Questa è una vera e propria menzogna che rimandiamo al mittente. Sono due anni che chiediamo che vengano ripristinati i tagli avviati nel 2023 sul Dap e sulla giustizia minorile. In ogni occasione – e lo abbiamo fatto con i nostri emendamenti anche in questa manovra finanziaria – abbiamo chiesto nuove assunzioni di organico della Polizia Penitenziaria (mancano 18 mila agenti), risorse adeguate per l’assunzione di psicologi, psichiatri ed educatori e fondi per la formazione degli agenti. Con gli emendamenti chiediamo anche interventi di manutenzione ordinaria e straordinaria sulle carceri, perché del fantomatico piano carceri non c’è traccia. Vediamo se voteranno le nostre proposte o se continueranno a sostenere la Polizia Penitenziaria solo a parole.

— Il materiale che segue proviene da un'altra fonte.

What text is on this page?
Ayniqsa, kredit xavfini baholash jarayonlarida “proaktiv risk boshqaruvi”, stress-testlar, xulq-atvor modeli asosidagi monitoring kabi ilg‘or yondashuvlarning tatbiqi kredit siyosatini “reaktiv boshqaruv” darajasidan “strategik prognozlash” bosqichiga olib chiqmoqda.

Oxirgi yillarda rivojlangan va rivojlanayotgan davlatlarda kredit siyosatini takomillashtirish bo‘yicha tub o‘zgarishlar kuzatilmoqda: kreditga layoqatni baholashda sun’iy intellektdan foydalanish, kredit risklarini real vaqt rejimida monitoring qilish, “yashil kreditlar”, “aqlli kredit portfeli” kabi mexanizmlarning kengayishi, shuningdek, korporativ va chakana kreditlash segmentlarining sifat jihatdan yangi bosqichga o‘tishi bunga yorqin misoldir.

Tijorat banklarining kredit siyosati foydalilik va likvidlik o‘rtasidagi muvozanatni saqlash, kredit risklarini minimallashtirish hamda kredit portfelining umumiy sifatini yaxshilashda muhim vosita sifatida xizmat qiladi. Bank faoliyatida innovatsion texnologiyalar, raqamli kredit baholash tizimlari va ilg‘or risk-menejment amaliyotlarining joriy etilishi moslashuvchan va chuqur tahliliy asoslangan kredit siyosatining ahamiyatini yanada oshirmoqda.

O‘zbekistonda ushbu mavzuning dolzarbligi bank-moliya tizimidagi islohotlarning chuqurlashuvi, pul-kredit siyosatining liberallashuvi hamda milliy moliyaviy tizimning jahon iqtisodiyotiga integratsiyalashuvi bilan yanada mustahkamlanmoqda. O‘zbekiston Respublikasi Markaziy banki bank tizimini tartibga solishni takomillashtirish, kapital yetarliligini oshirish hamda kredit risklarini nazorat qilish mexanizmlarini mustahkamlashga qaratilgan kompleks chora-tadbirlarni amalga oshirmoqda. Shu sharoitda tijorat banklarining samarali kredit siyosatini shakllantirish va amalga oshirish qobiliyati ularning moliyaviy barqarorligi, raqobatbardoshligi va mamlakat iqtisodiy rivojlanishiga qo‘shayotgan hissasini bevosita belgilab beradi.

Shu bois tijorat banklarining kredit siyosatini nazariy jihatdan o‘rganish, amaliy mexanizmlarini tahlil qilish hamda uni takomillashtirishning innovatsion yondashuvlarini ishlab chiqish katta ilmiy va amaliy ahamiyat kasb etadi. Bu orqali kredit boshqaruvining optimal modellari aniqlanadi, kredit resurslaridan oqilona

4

Secondo Lei esistono delle criticità nell'approccio culturale al lavoro da parte della polizia penitenziaria?
Non credo che le criticità nell’approccio culturale siano un problema che riguarda la polizia penitenziaria. Alcuni fatti gravissimi che sono avvenuti non compromettono il lavoro prezioso degli agenti che ogni giorno operano in condizioni di grande difficoltà per la situazione esplosiva delle carceri. L’approccio culturale sbagliato è quello del Governo che con questo calendario – e non solo - trasmette un’immagine distorta di quella che dovrebbe essere la funzione rieducativa della pena.
In generale come giudica l'attuale situazione delle nostre carceri?

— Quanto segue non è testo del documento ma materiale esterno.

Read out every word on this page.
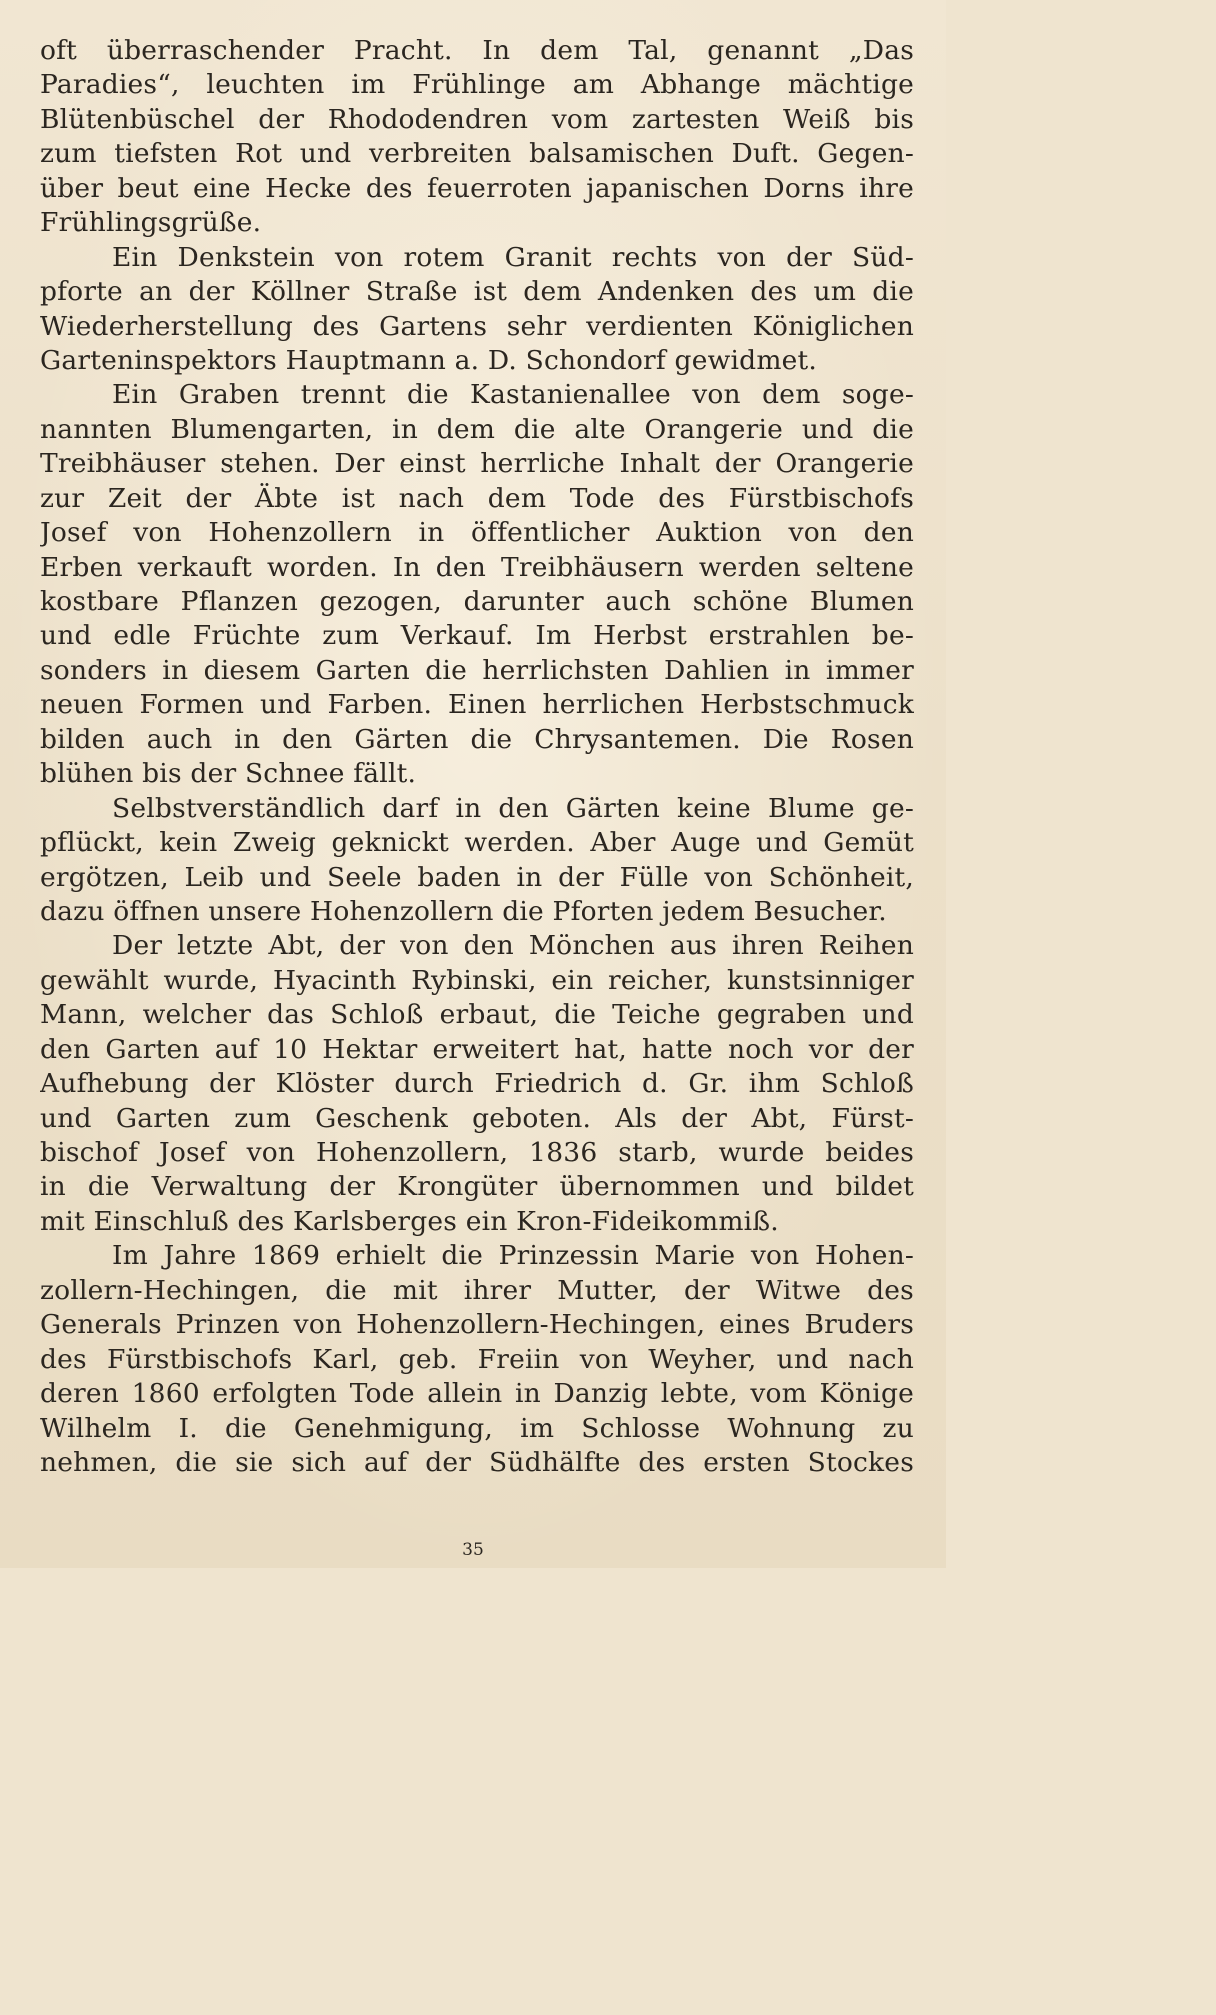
oft überraschender Pracht. In dem Tal, genannt „Das
Paradies“, leuchten im Frühlinge am Abhange mächtige
Blütenbüschel der Rhododendren vom zartesten Weiß bis
zum tiefsten Rot und verbreiten balsamischen Duft. Gegen-
über beut eine Hecke des feuerroten japanischen Dorns ihre
Frühlingsgrüße.

Ein Denkstein von rotem Granit rechts von der Süd-
pforte an der Köllner Straße ist dem Andenken des um die
Wiederherstellung des Gartens sehr verdienten Königlichen
Garteninspektors Hauptmann a. D. Schondorf gewidmet.

Ein Graben trennt die Kastanienallee von dem soge-
nannten Blumengarten, in dem die alte Orangerie und die
Treibhäuser stehen. Der einst herrliche Inhalt der Orangerie
zur Zeit der Äbte ist nach dem Tode des Fürstbischofs
Josef von Hohenzollern in öffentlicher Auktion von den
Erben verkauft worden. In den Treibhäusern werden seltene
kostbare Pflanzen gezogen, darunter auch schöne Blumen
und edle Früchte zum Verkauf. Im Herbst erstrahlen be-
sonders in diesem Garten die herrlichsten Dahlien in immer
neuen Formen und Farben. Einen herrlichen Herbstschmuck
bilden auch in den Gärten die Chrysantemen. Die Rosen
blühen bis der Schnee fällt.

Selbstverständlich darf in den Gärten keine Blume ge-
pflückt, kein Zweig geknickt werden. Aber Auge und Gemüt
ergötzen, Leib und Seele baden in der Fülle von Schönheit,
dazu öffnen unsere Hohenzollern die Pforten jedem Besucher.

Der letzte Abt, der von den Mönchen aus ihren Reihen
gewählt wurde, Hyacinth Rybinski, ein reicher, kunstsinniger
Mann, welcher das Schloß erbaut, die Teiche gegraben und
den Garten auf 10 Hektar erweitert hat, hatte noch vor der
Aufhebung der Klöster durch Friedrich d. Gr. ihm Schloß
und Garten zum Geschenk geboten. Als der Abt, Fürst-
bischof Josef von Hohenzollern, 1836 starb, wurde beides
in die Verwaltung der Krongüter übernommen und bildet
mit Einschluß des Karlsberges ein Kron-Fideikommiß.

Im Jahre 1869 erhielt die Prinzessin Marie von Hohen-
zollern-Hechingen, die mit ihrer Mutter, der Witwe des
Generals Prinzen von Hohenzollern-Hechingen, eines Bruders
des Fürstbischofs Karl, geb. Freiin von Weyher, und nach
deren 1860 erfolgten Tode allein in Danzig lebte, vom Könige
Wilhelm I. die Genehmigung, im Schlosse Wohnung zu
nehmen, die sie sich auf der Südhälfte des ersten Stockes

35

E’ una situazione drammatica, i numeri parlano chiaro. Al 25 novembre 2024, secondo i dati pubblicati nel rapporto dell’Autorità Garante per i detenuti, il numero delle persone in carcere risulta essere di 62.410, su una capienza di 51.165 ma 46.771 posti effettivi. Cifre che portano l'indice nazionale di sovraffollamento al 133,44%. Siamo al di sopra dei dati che portarono alla sentenza Torreggiani del 2013 e alla successiva condanna della Corte europea dei diritti umani. C’è di peggio, perché abbiamo raggiunto il numero record di 85 suicidi nel 2024 di detenuti e 7 di agenti della Polizia Penitenziaria. Sono numeri che dicono molto più delle parole. Il Governo fa finta di nulla e si nasconde dietro gli annunci di un piano carceri che dopo due anni e mezzo è pura finzione. La realtà è che non ci sono le risorse e neanche i tempi per costruire nuovi istituti e non trovano fondi per migliorare tante situazioni di degrado negli edifici esistenti. Hanno approvato un decreto carceri, chiamato così proprio da loro, che non contiene nessuna soluzione. E in questo contesto drammatico la situazione tende a peggiorare perché l’esecutivo continua a far nascere nuovi reati in pieno delirio panpenalista.

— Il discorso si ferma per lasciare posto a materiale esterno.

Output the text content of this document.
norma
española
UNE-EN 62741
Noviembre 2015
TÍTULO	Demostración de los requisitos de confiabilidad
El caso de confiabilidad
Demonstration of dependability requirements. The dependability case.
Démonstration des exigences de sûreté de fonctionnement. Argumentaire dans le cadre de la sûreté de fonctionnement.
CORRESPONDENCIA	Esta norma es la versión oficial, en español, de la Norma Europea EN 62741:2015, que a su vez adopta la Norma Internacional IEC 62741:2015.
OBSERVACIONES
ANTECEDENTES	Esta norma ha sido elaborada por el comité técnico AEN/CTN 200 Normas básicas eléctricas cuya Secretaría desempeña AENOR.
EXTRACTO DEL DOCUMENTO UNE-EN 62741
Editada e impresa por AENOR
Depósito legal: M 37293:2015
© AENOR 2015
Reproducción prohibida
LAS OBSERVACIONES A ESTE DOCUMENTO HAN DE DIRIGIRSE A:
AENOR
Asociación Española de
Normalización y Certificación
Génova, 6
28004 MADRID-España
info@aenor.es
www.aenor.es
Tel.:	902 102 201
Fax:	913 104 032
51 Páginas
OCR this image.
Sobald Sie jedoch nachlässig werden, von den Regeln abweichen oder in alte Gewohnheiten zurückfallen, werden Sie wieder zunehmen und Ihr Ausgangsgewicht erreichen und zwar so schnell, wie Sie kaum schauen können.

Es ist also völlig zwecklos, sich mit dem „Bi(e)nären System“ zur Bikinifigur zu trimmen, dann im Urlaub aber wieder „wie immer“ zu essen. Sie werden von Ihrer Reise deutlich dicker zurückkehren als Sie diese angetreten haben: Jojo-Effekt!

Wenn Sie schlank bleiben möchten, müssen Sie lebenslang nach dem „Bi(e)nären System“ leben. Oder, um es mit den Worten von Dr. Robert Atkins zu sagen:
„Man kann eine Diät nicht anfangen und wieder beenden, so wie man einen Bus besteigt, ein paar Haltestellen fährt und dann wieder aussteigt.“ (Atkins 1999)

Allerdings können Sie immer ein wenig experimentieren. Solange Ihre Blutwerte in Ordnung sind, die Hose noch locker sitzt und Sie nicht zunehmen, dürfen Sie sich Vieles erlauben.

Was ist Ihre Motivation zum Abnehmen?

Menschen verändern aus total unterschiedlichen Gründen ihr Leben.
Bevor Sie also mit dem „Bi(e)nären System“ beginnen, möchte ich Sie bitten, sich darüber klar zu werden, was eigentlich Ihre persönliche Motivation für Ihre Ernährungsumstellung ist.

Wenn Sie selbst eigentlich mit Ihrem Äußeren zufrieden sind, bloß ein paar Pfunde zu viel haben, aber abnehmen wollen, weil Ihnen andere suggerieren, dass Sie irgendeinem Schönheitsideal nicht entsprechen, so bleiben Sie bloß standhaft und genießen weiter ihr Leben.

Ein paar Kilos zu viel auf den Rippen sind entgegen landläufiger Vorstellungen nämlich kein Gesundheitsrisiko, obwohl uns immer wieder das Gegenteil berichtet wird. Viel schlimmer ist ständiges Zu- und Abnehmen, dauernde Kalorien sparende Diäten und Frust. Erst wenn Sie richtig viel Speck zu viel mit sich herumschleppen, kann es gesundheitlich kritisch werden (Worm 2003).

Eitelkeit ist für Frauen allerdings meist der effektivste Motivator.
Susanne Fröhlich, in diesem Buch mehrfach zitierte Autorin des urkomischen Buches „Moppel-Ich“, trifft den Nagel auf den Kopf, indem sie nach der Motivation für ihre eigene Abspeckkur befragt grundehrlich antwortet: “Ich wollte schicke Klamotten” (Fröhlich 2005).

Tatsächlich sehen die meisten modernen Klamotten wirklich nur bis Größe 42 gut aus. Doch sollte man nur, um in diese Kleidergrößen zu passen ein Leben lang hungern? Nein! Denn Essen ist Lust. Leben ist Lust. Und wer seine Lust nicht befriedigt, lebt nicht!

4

L'attenzione all'esecuzione penale è morta nell'indifferenza politica?
Noi ci stiamo impegnando per ribaltare questa situazione. Vista la grave condizione in cui versano gli istituti di pena in Italia è ancora più importante parlare delle carceri per non abbassare la guardia rispetto alle condizioni di detenzione. Visitando le carceri, parlando con i detenuti e con il personale della Polizia Penitenziaria, ci si rende conto dei problemi che vivono e delle difficoltà in cui operano gli agenti. Nei mesi scorsi il Partito Democratico ha promosso una campagna in questo senso, dal titolo “Bisogna aver visto”. Siamo convinti che superare l’indifferenza verso la condizione dei detenuti sia il primo passo per affrontare l’emergenza carceri nel nostro Paese.